Are there kinks to be worked out? Certainly. The trek between the main stage at the Will Rogers Memorial Center and the second stage at the Modern took upwards of 15 minutes (the festival did have Funkytown Pedicab on hand to help out), making it nearly impossible not to miss large swaths of performers’ sets. If you planned to see Joy Division co-founder Peter Hook play all the hits (“Transmission, “Love Will Tear Us Apart”) and co-headliner Purity Ring, you’d better have packed your sneakers. Other mild inconveniences, like having to finish your drink before leaving one stage for another, were easy to overlook. 

The Modern stage felt more than a little isolated at times. It didn’t help that about 15 feet of water separated the bands from the audience, invoking a feeling of detachment that the artists seemed to notice.

“How is it over there on the dark side of the moon?,” asked Wolf Parade singer/keyboardist Spencer Krug during the Canadian indie band’s rollicking set, one of the weekend’s best. And when guitarist/singer Dan Boeckner called on fans to “walk on water,” he probably didn’t expect 30 or so of them — perhaps spurred on by the band’s decade-long absence from performing in Texas — to wade toward the stage in a sort of slow-motion, aquatic mosh pit that was the emotional highlight of the festival. Security let the revelers stay to the end of the Krug-led anthem “I’ll Believe in Anything” before sending them back toward land. 

Also, possibly due to the concerns over the wind gusts Sunday, the Modern stage lacked the overhead structure it had had on Saturday, which would have kept the wind from affecting the sound. Without it, neo-yacht rockers Whitney and Canadian indie kids Alvvays seemed thrown off, and both complained about sound issues throughout their sets, though the audience could hear them just fine. 
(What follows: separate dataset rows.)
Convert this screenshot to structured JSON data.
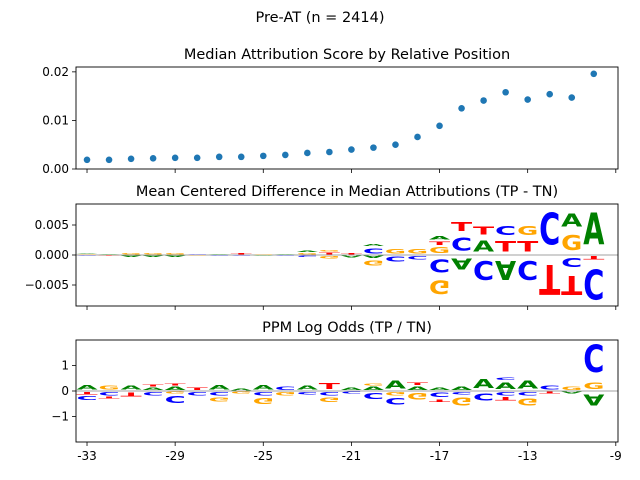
{
  "figure": {
    "suptitle": "Pre-AT (n = 2414)"
  },
  "colors": {
    "A": "#008000",
    "C": "#0000ff",
    "G": "#ffa500",
    "T": "#ff0000",
    "scatter": "#1f77b4",
    "axis": "#000000",
    "zero_line": "#808080"
  },
  "chart_data": [
    {
      "type": "scatter",
      "title": "Median Attribution Score by Relative Position",
      "xlabel": "",
      "ylabel": "",
      "xlim": [
        -33.5,
        -8.9
      ],
      "ylim": [
        0,
        0.021
      ],
      "yticks": [
        0.0,
        0.01,
        0.02
      ],
      "ytick_labels": [
        "0.00",
        "0.01",
        "0.02"
      ],
      "x": [
        -33,
        -32,
        -31,
        -30,
        -29,
        -28,
        -27,
        -26,
        -25,
        -24,
        -23,
        -22,
        -21,
        -20,
        -19,
        -18,
        -17,
        -16,
        -15,
        -14,
        -13,
        -12,
        -11,
        -10
      ],
      "values": [
        0.0019,
        0.0019,
        0.0021,
        0.0022,
        0.0023,
        0.0023,
        0.0025,
        0.0025,
        0.0027,
        0.0029,
        0.0033,
        0.0035,
        0.004,
        0.0044,
        0.005,
        0.0066,
        0.0089,
        0.0125,
        0.0141,
        0.0158,
        0.0143,
        0.0154,
        0.0147,
        0.0196
      ]
    },
    {
      "type": "sequence_logo",
      "title": "Mean Centered Difference in Median Attributions (TP - TN)",
      "xlim": [
        -33.5,
        -8.9
      ],
      "ylim": [
        -0.0085,
        0.0085
      ],
      "yticks": [
        -0.005,
        0.0,
        0.005
      ],
      "ytick_labels": [
        "−0.005",
        "0.000",
        "0.005"
      ],
      "positions": [
        {
          "x": -33,
          "pos": [
            [
              "G",
              0.0002
            ],
            [
              "A",
              0.0001
            ]
          ],
          "neg": [
            [
              "C",
              0.0001
            ]
          ]
        },
        {
          "x": -32,
          "pos": [
            [
              "A",
              0.0002
            ]
          ],
          "neg": [
            [
              "T",
              0.0001
            ]
          ]
        },
        {
          "x": -31,
          "pos": [
            [
              "G",
              0.0003
            ]
          ],
          "neg": [
            [
              "A",
              0.0003
            ]
          ]
        },
        {
          "x": -30,
          "pos": [
            [
              "G",
              0.0003
            ]
          ],
          "neg": [
            [
              "A",
              0.0003
            ]
          ]
        },
        {
          "x": -29,
          "pos": [
            [
              "G",
              0.0004
            ]
          ],
          "neg": [
            [
              "A",
              0.0003
            ]
          ]
        },
        {
          "x": -28,
          "pos": [
            [
              "C",
              0.0002
            ]
          ],
          "neg": [
            [
              "G",
              0.0001
            ]
          ]
        },
        {
          "x": -27,
          "pos": [
            [
              "A",
              0.0001
            ]
          ],
          "neg": [
            [
              "C",
              0.0002
            ]
          ]
        },
        {
          "x": -26,
          "pos": [
            [
              "T",
              0.0003
            ]
          ],
          "neg": [
            [
              "C",
              0.0002
            ]
          ]
        },
        {
          "x": -25,
          "pos": [
            [
              "G",
              0.0002
            ]
          ],
          "neg": [
            [
              "A",
              0.0001
            ]
          ]
        },
        {
          "x": -24,
          "pos": [
            [
              "A",
              0.0001
            ]
          ],
          "neg": [
            [
              "C",
              0.0001
            ]
          ]
        },
        {
          "x": -23,
          "pos": [
            [
              "G",
              0.0004
            ],
            [
              "A",
              0.0003
            ]
          ],
          "neg": [
            [
              "C",
              0.0004
            ]
          ]
        },
        {
          "x": -22,
          "pos": [
            [
              "T",
              0.0005
            ],
            [
              "G",
              0.0003
            ]
          ],
          "neg": [
            [
              "G",
              0.0007
            ]
          ]
        },
        {
          "x": -21,
          "pos": [
            [
              "T",
              0.0004
            ]
          ],
          "neg": [
            [
              "A",
              0.0005
            ]
          ]
        },
        {
          "x": -20,
          "pos": [
            [
              "C",
              0.0014
            ],
            [
              "A",
              0.0005
            ]
          ],
          "neg": [
            [
              "A",
              0.0006
            ],
            [
              "G",
              0.0014
            ]
          ]
        },
        {
          "x": -19,
          "pos": [
            [
              "G",
              0.0012
            ]
          ],
          "neg": [
            [
              "C",
              0.0013
            ]
          ]
        },
        {
          "x": -18,
          "pos": [
            [
              "G",
              0.0012
            ]
          ],
          "neg": [
            [
              "C",
              0.0009
            ]
          ]
        },
        {
          "x": -17,
          "pos": [
            [
              "G",
              0.0015
            ],
            [
              "T",
              0.0009
            ],
            [
              "A",
              0.0008
            ]
          ],
          "neg": [
            [
              "C",
              0.0035
            ],
            [
              "G",
              0.0037
            ]
          ]
        },
        {
          "x": -16,
          "pos": [
            [
              "C",
              0.0035
            ],
            [
              "T",
              0.0025
            ]
          ],
          "neg": [
            [
              "A",
              0.003
            ]
          ]
        },
        {
          "x": -15,
          "pos": [
            [
              "A",
              0.003
            ],
            [
              "T",
              0.002
            ]
          ],
          "neg": [
            [
              "C",
              0.005
            ]
          ]
        },
        {
          "x": -14,
          "pos": [
            [
              "T",
              0.0028
            ],
            [
              "C",
              0.0025
            ]
          ],
          "neg": [
            [
              "A",
              0.005
            ]
          ]
        },
        {
          "x": -13,
          "pos": [
            [
              "T",
              0.0028
            ],
            [
              "G",
              0.0025
            ]
          ],
          "neg": [
            [
              "C",
              0.005
            ]
          ]
        },
        {
          "x": -12,
          "pos": [
            [
              "C",
              0.0085
            ]
          ],
          "neg": [
            [
              "T",
              0.008
            ]
          ]
        },
        {
          "x": -11,
          "pos": [
            [
              "G",
              0.004
            ],
            [
              "A",
              0.0035
            ]
          ],
          "neg": [
            [
              "C",
              0.0025
            ],
            [
              "T",
              0.005
            ]
          ]
        },
        {
          "x": -10,
          "pos": [
            [
              "A",
              0.0085
            ]
          ],
          "neg": [
            [
              "T",
              0.0008
            ],
            [
              "C",
              0.008
            ]
          ]
        }
      ]
    },
    {
      "type": "sequence_logo",
      "title": "PPM Log Odds (TP / TN)",
      "xlim": [
        -33.5,
        -8.9
      ],
      "ylim": [
        -2.0,
        2.0
      ],
      "yticks": [
        -1,
        0,
        1
      ],
      "ytick_labels": [
        "−1",
        "0",
        "1"
      ],
      "xticks": [
        -33,
        -29,
        -25,
        -21,
        -17,
        -13,
        -9
      ],
      "xtick_labels": [
        "-33",
        "-29",
        "-25",
        "-21",
        "-17",
        "-13",
        "-9"
      ],
      "positions": [
        {
          "x": -33,
          "pos": [
            [
              "A",
              0.3
            ]
          ],
          "neg": [
            [
              "T",
              0.15
            ],
            [
              "C",
              0.25
            ]
          ]
        },
        {
          "x": -32,
          "pos": [
            [
              "G",
              0.25
            ]
          ],
          "neg": [
            [
              "C",
              0.2
            ],
            [
              "T",
              0.1
            ]
          ]
        },
        {
          "x": -31,
          "pos": [
            [
              "A",
              0.25
            ]
          ],
          "neg": [
            [
              "T",
              0.25
            ]
          ]
        },
        {
          "x": -30,
          "pos": [
            [
              "A",
              0.15
            ],
            [
              "T",
              0.1
            ]
          ],
          "neg": [
            [
              "C",
              0.2
            ]
          ]
        },
        {
          "x": -29,
          "pos": [
            [
              "A",
              0.2
            ],
            [
              "T",
              0.1
            ]
          ],
          "neg": [
            [
              "G",
              0.1
            ],
            [
              "C",
              0.45
            ]
          ]
        },
        {
          "x": -28,
          "pos": [
            [
              "T",
              0.15
            ]
          ],
          "neg": [
            [
              "C",
              0.2
            ]
          ]
        },
        {
          "x": -27,
          "pos": [
            [
              "A",
              0.3
            ]
          ],
          "neg": [
            [
              "C",
              0.2
            ],
            [
              "G",
              0.25
            ]
          ]
        },
        {
          "x": -26,
          "pos": [
            [
              "A",
              0.1
            ]
          ],
          "neg": [
            [
              "G",
              0.1
            ]
          ]
        },
        {
          "x": -25,
          "pos": [
            [
              "A",
              0.3
            ]
          ],
          "neg": [
            [
              "C",
              0.2
            ],
            [
              "G",
              0.35
            ]
          ]
        },
        {
          "x": -24,
          "pos": [
            [
              "C",
              0.2
            ]
          ],
          "neg": [
            [
              "G",
              0.2
            ]
          ]
        },
        {
          "x": -23,
          "pos": [
            [
              "A",
              0.25
            ]
          ],
          "neg": [
            [
              "C",
              0.15
            ]
          ]
        },
        {
          "x": -22,
          "pos": [
            [
              "T",
              0.35
            ]
          ],
          "neg": [
            [
              "C",
              0.2
            ],
            [
              "G",
              0.3
            ]
          ]
        },
        {
          "x": -21,
          "pos": [
            [
              "A",
              0.15
            ]
          ],
          "neg": [
            [
              "C",
              0.1
            ]
          ]
        },
        {
          "x": -20,
          "pos": [
            [
              "A",
              0.2
            ],
            [
              "G",
              0.1
            ]
          ],
          "neg": [
            [
              "C",
              0.35
            ]
          ]
        },
        {
          "x": -19,
          "pos": [
            [
              "A",
              0.5
            ]
          ],
          "neg": [
            [
              "G",
              0.2
            ],
            [
              "C",
              0.4
            ]
          ]
        },
        {
          "x": -18,
          "pos": [
            [
              "A",
              0.2
            ],
            [
              "T",
              0.15
            ]
          ],
          "neg": [
            [
              "G",
              0.4
            ]
          ]
        },
        {
          "x": -17,
          "pos": [
            [
              "A",
              0.15
            ]
          ],
          "neg": [
            [
              "C",
              0.3
            ],
            [
              "T",
              0.15
            ]
          ]
        },
        {
          "x": -16,
          "pos": [
            [
              "A",
              0.2
            ]
          ],
          "neg": [
            [
              "C",
              0.15
            ],
            [
              "G",
              0.5
            ]
          ]
        },
        {
          "x": -15,
          "pos": [
            [
              "A",
              0.55
            ]
          ],
          "neg": [
            [
              "C",
              0.45
            ]
          ]
        },
        {
          "x": -14,
          "pos": [
            [
              "A",
              0.4
            ],
            [
              "C",
              0.15
            ]
          ],
          "neg": [
            [
              "C",
              0.2
            ],
            [
              "T",
              0.2
            ]
          ]
        },
        {
          "x": -13,
          "pos": [
            [
              "A",
              0.5
            ]
          ],
          "neg": [
            [
              "C",
              0.2
            ],
            [
              "G",
              0.45
            ]
          ]
        },
        {
          "x": -12,
          "pos": [
            [
              "C",
              0.25
            ]
          ],
          "neg": [
            [
              "T",
              0.1
            ]
          ]
        },
        {
          "x": -11,
          "pos": [
            [
              "G",
              0.2
            ]
          ],
          "neg": [
            [
              "A",
              0.1
            ]
          ]
        },
        {
          "x": -10,
          "pos": [
            [
              "G",
              0.4
            ],
            [
              "C",
              1.7
            ]
          ],
          "neg": [
            [
              "A",
              0.7
            ]
          ]
        }
      ]
    }
  ]
}
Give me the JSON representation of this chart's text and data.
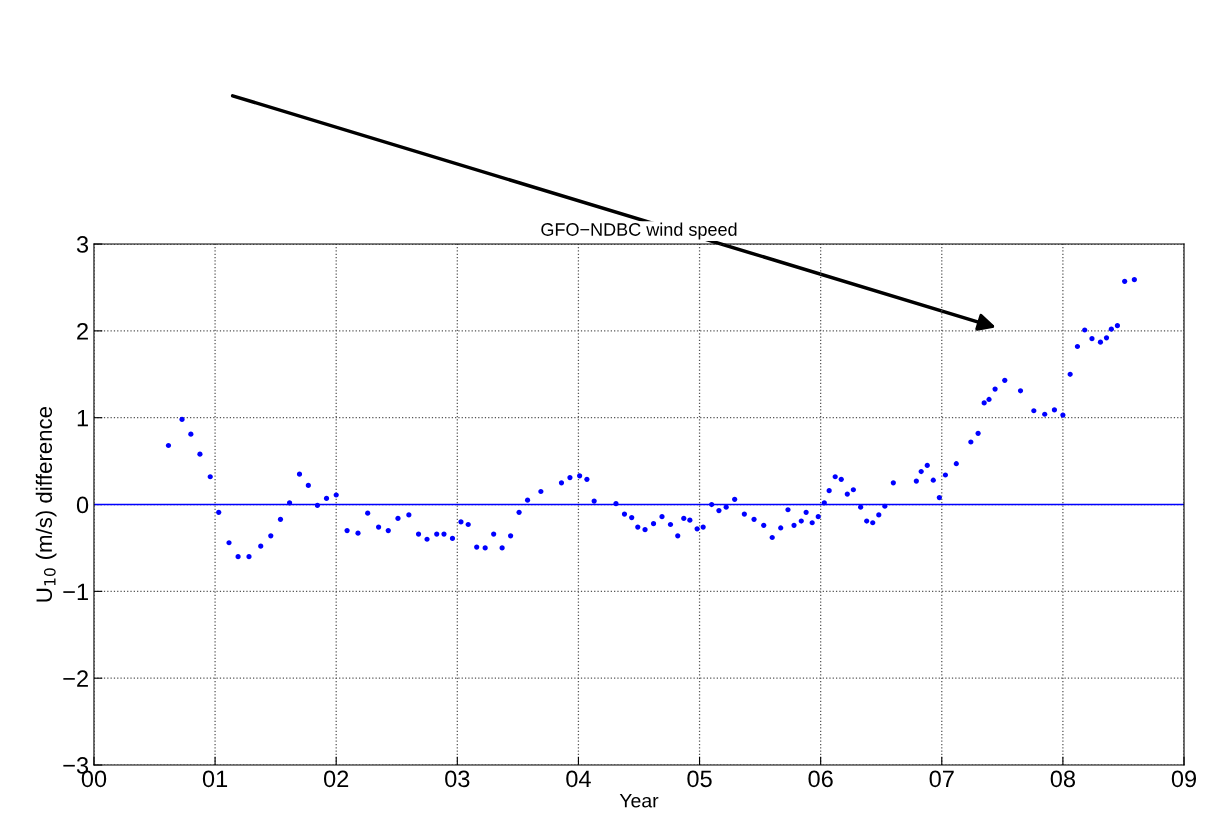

Still, by the time indie electronic music darlings Purity Ring closed out the festival with a spectacular electric light-choreographed performance late Sunday, the wind had died down and all the hiccups seemed forgotten. If the exuberance of the fans walking back to their cars was any indication, Fortress proved it would be a welcome mainstay on the Fort’s ever-growing social calendar. Let’s hope other musicians of the world took notice.